Peter Baker reports that In Trump Budget, More for Military, as His Supporters May Lose Out: “But in his first spending blueprint since taking office, Mr. Trump also made choices demonstrating that parts of America will be more first than others — and some of the budget losers, it turns out, may be some of the very constituencies that have been most supportive of the new president during his improbable rise to power. While border guards will have more prisons to lock up unauthorized immigrants, rural communities will lose grants and loans to build water facilities and financing to keep their airports open. As charter schools are bolstered, after-school and summer programs will lose money. As law enforcement agents get more help to fight the opioid epidemic, lower-income Americans will have less access to home energy aid, job training programs and legal services.”

Alex Isenstadt and Kenneth P. Vogel describes how Paranoia seizes Trump’s White House: “A culture of paranoia is consuming the Trump administration, with staffers increasingly preoccupied with perceived enemies—inside their own government. In interviews, nearly a dozen White House aides and federal agency staffers described a litany of suspicions: that rival factions in the administration are trying to embarrass them, that civil servants opposed to President Donald Trump are trying to undermine him, and even that a “deep state” of career military and intelligence officials is out to destroy them. Aides are going to great lengths to protect themselves. They’re turning off work-issued smartphones and putting them in drawers when they arrive home from work out of fear that they could be used to eavesdrop. They’re staying mum in meetings out of concern that their comments could be leaked to the press by foes. Many are using encrypted apps that automatically delete messages once they’ve been read, or are leaving their personal cell phones at home in case their bosses initiate phone checks of the sort that press secretary Sean Spicer deployed last month to identify leakers on his team. It’s an environment of fear that has hamstrung the routine functioning of the executive branch. Senior advisers are spending much of their time trying to protect turf, key positions have remained vacant due to a reluctance to hire people deemed insufficiently loyal, and Trump’s ambitious agenda has been eclipsed by headlines surrounding his unproven claim that former President Barack Obama tapped his phone lines. One senior administration aide, who like most others interviewed for this story spoke on the condition of anonymity, said the degree of suspicion had created a toxicity that was unsustainable.”
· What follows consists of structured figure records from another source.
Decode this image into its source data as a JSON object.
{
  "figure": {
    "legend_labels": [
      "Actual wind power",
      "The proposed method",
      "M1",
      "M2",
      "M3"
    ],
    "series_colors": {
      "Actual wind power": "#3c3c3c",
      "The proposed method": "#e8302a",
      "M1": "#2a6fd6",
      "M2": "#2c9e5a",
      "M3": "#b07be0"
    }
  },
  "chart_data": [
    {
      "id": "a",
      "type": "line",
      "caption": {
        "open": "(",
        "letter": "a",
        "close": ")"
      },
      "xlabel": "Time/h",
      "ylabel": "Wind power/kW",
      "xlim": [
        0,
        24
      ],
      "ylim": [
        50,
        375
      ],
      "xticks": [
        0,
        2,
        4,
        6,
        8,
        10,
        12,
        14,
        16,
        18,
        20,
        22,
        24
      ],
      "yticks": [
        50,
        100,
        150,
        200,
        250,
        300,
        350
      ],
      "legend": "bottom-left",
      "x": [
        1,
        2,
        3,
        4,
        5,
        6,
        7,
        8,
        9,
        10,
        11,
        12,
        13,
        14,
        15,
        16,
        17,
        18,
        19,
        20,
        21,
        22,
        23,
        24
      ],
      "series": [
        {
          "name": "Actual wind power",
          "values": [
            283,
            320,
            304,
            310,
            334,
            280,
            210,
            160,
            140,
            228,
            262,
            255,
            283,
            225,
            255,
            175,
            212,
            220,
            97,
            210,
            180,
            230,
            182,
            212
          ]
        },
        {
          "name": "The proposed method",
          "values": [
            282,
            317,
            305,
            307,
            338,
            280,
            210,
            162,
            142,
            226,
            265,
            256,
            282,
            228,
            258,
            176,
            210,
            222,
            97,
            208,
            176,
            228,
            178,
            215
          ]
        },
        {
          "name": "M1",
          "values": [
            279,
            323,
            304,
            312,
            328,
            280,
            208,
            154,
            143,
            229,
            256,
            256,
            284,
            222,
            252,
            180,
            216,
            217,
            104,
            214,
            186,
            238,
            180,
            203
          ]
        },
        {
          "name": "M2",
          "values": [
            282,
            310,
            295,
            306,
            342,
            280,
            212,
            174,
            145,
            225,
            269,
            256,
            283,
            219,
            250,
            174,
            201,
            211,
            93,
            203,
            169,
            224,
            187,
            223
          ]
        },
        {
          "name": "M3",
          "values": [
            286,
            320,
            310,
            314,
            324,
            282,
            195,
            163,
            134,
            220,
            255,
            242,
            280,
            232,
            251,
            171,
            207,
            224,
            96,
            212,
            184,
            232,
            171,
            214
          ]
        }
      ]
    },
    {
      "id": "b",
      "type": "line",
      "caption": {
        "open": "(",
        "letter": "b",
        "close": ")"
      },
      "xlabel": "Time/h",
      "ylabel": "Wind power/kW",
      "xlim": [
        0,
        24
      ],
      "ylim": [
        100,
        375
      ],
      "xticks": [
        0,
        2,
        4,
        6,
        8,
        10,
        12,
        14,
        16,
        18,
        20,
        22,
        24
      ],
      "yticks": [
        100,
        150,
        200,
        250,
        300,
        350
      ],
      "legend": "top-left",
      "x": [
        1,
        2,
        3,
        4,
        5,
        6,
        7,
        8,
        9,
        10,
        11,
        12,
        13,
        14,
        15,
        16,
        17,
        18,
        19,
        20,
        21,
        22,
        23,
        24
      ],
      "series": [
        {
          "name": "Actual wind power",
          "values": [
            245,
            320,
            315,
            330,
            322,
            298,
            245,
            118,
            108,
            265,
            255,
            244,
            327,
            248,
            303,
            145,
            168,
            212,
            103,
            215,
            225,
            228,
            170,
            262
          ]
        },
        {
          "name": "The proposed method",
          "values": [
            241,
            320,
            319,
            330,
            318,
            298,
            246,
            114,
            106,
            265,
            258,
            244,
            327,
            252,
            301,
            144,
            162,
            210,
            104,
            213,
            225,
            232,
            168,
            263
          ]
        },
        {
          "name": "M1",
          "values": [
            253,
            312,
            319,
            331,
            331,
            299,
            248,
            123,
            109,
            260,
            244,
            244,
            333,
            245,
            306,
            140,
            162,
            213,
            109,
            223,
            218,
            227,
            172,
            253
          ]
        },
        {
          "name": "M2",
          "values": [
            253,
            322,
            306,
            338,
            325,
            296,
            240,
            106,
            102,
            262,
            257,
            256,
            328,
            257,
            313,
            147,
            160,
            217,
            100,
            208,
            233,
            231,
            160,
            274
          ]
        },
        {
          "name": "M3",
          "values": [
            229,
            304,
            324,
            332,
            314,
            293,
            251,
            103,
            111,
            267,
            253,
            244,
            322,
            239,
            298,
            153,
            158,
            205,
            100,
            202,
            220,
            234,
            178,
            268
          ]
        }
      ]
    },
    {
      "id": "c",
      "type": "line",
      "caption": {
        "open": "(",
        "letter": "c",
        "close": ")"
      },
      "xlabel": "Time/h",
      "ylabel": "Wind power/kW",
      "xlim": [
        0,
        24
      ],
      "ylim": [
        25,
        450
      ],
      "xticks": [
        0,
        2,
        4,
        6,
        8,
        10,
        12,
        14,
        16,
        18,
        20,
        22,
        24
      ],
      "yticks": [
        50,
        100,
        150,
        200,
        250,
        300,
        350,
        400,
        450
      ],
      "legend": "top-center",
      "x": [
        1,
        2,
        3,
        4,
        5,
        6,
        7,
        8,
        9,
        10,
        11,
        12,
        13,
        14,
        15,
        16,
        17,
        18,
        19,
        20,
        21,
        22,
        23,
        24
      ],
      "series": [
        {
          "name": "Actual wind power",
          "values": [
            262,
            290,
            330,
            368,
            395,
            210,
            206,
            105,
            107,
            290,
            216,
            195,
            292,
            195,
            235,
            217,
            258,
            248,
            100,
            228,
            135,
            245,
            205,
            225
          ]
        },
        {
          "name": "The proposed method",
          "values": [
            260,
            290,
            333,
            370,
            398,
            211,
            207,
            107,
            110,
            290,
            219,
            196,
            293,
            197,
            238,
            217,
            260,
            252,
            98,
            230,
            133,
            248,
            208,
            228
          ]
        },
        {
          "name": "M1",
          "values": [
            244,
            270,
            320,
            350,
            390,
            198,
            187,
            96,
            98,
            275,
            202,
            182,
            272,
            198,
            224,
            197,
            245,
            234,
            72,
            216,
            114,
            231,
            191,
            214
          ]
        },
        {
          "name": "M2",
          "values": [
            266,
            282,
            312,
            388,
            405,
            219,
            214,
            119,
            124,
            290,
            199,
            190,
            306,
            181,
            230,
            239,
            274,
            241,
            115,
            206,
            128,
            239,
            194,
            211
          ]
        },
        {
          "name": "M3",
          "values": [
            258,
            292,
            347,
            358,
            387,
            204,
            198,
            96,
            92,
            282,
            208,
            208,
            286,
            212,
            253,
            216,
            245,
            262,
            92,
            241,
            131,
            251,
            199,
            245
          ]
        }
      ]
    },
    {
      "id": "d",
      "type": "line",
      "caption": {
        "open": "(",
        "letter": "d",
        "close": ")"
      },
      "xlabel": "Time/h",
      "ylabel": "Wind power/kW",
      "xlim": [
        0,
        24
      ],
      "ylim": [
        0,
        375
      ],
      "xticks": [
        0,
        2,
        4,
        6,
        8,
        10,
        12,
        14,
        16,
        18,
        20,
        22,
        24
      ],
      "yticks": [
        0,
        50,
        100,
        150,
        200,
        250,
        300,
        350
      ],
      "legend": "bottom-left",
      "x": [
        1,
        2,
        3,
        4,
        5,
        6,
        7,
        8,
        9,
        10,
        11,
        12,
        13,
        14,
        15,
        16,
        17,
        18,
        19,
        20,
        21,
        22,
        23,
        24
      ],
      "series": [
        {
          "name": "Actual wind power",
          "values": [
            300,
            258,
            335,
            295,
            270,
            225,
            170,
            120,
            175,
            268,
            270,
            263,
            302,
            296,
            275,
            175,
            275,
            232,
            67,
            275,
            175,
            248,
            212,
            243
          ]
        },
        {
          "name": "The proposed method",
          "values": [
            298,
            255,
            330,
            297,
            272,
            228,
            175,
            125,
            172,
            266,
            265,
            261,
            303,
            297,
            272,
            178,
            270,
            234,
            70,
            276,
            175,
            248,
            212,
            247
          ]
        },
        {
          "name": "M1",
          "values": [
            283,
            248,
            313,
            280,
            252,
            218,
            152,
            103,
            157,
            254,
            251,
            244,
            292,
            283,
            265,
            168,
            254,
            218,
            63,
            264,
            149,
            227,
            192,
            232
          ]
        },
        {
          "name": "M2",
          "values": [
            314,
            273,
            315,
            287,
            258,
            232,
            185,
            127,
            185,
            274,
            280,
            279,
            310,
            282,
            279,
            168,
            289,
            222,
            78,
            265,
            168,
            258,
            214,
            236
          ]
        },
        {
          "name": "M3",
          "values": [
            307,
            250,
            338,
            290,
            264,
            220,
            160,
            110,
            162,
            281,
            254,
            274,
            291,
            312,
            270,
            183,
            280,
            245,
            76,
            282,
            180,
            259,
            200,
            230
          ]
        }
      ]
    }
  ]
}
The Slam Poets of Istanbul are worthy examples for anyone:

Every week, a group of young people meet in Taksim Square to perform spoken-word poems. They are led by a woman named Merve Pehlivan, who is profiled in this short film. “As a Turkish person myself, I feel the extent to which we have been divided as a society and we have stopped talking with each other,” she says. “I’m a very strong supporter of freedom of expression and of diversity of opinion.” This documentary was filmed by Tara Milutis three days after the Reina nightclub attack, which killed 39 people.